NOTE: This temporary effect is being measured in normal brains. If your brain has changed due to addiction, your dopamine is also dysregulated, quite apart from a temporary decline in testosterone receptors, and you will need longer to return to normal libido.

Also: #4 – Sexual exhaustion was prevented by introducing a novel female (that’s what porn does).


Increased estrogen receptor alpha immunoreactivity in the forebrain of sexually satiated rats.

Horm Behav. 2007 Mar;51(3):328-34. Epub 2007 Jan 19.
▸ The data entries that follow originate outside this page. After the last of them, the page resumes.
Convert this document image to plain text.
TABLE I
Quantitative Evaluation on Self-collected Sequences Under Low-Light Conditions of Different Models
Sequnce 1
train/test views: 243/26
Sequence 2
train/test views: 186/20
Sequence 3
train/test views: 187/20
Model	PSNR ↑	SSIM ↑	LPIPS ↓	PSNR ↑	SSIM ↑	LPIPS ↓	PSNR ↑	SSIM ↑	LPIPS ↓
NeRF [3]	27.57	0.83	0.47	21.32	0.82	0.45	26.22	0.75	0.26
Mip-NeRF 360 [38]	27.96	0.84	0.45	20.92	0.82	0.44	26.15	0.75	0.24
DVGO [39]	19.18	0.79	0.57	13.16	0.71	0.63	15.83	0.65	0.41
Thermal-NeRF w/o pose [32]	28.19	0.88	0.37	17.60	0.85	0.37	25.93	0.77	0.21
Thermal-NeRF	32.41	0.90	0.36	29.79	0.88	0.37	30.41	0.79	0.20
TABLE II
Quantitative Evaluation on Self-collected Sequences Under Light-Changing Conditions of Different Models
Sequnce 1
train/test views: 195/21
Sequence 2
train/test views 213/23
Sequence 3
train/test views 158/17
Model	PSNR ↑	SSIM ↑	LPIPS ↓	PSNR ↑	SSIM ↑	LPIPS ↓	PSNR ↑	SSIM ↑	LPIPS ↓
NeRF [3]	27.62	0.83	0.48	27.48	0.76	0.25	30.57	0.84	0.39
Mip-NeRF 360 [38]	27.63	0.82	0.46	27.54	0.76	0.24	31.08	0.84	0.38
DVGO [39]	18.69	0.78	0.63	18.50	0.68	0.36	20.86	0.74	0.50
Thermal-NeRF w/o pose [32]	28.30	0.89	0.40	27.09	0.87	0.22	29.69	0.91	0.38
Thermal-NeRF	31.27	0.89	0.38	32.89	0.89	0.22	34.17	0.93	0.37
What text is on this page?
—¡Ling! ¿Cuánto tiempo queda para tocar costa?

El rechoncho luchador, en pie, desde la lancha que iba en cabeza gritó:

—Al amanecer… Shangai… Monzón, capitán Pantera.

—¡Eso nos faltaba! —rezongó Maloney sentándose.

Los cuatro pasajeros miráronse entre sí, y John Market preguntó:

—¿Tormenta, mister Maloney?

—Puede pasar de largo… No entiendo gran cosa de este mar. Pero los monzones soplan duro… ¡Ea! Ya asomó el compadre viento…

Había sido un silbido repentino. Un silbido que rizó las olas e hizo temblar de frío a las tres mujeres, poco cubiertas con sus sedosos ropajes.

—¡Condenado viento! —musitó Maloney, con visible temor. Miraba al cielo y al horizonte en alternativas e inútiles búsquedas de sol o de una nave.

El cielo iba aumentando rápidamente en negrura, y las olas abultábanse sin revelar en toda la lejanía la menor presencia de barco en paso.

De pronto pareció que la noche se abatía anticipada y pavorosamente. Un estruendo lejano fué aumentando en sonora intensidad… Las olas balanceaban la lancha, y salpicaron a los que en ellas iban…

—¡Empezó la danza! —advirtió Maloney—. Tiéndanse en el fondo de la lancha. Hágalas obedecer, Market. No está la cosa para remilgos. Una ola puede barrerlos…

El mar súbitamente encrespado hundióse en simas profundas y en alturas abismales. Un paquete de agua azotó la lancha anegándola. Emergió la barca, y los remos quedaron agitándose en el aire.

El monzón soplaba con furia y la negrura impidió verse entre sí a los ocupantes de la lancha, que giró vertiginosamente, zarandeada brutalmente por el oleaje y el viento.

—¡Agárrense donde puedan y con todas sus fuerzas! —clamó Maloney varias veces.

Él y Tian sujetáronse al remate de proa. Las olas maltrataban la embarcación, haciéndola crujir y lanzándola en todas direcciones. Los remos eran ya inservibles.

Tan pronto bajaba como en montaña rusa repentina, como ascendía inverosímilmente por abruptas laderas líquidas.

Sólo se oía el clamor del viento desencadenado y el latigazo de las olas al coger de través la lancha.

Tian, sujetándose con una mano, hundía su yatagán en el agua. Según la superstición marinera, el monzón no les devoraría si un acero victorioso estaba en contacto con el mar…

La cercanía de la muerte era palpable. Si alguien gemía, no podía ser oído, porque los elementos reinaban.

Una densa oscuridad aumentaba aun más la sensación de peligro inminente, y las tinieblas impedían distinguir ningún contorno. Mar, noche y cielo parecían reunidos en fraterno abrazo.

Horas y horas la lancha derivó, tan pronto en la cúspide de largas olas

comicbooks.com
Phillips-Farfán BV, Lemus AE, Fernández-Guasti A.

Abstract

Estrogen receptor alpha (ERalpha) participates in the neuroendocrine regulation of male sexual behavior, primarily in brain areas located in the limbic system. Males of many species present a long-term inhibition of sexual behavior after several ejaculations, known as sexual satiety. It has been shown that androgen receptor density is reduced 24 h after a single ejaculation or mating to satiety, in the medial preoptic area, nucleus accumbens and ventromedial hypothalamus. The aim of this study was to analyze if the density of ERalpha was also modified 24 h after a single ejaculation or mating to satiety. Sexual satiety was associated with an increased ERalpha density in the anteromedial bed nucleus of the stria terminalis (BSTMA), ventrolateral septum (LSV), posterodorsal medial amygdala (MePD), medial preoptic area (MPA) and nucleus accumbens core (NAc). A single ejaculation was related to an increase in ERalpha density in the BSTMA and MePD. ERalpha density in the arcuate (Arc) and ventromedial hypothalamic nuclei (VMN), and serum estradiol levels remained unchanged 24 h after one ejaculation or mating to satiety. These data suggest a relationship between sexual activity and an increase in the expression of ERalpha in specific brain areas, independently of estradiol levels in systemic circulation.

COMMENTS: Estrogen receptors density increases in several regions following a single ejaculation, and sexual satiety. In the full study they suggest this change lasts longer than 24 hrs.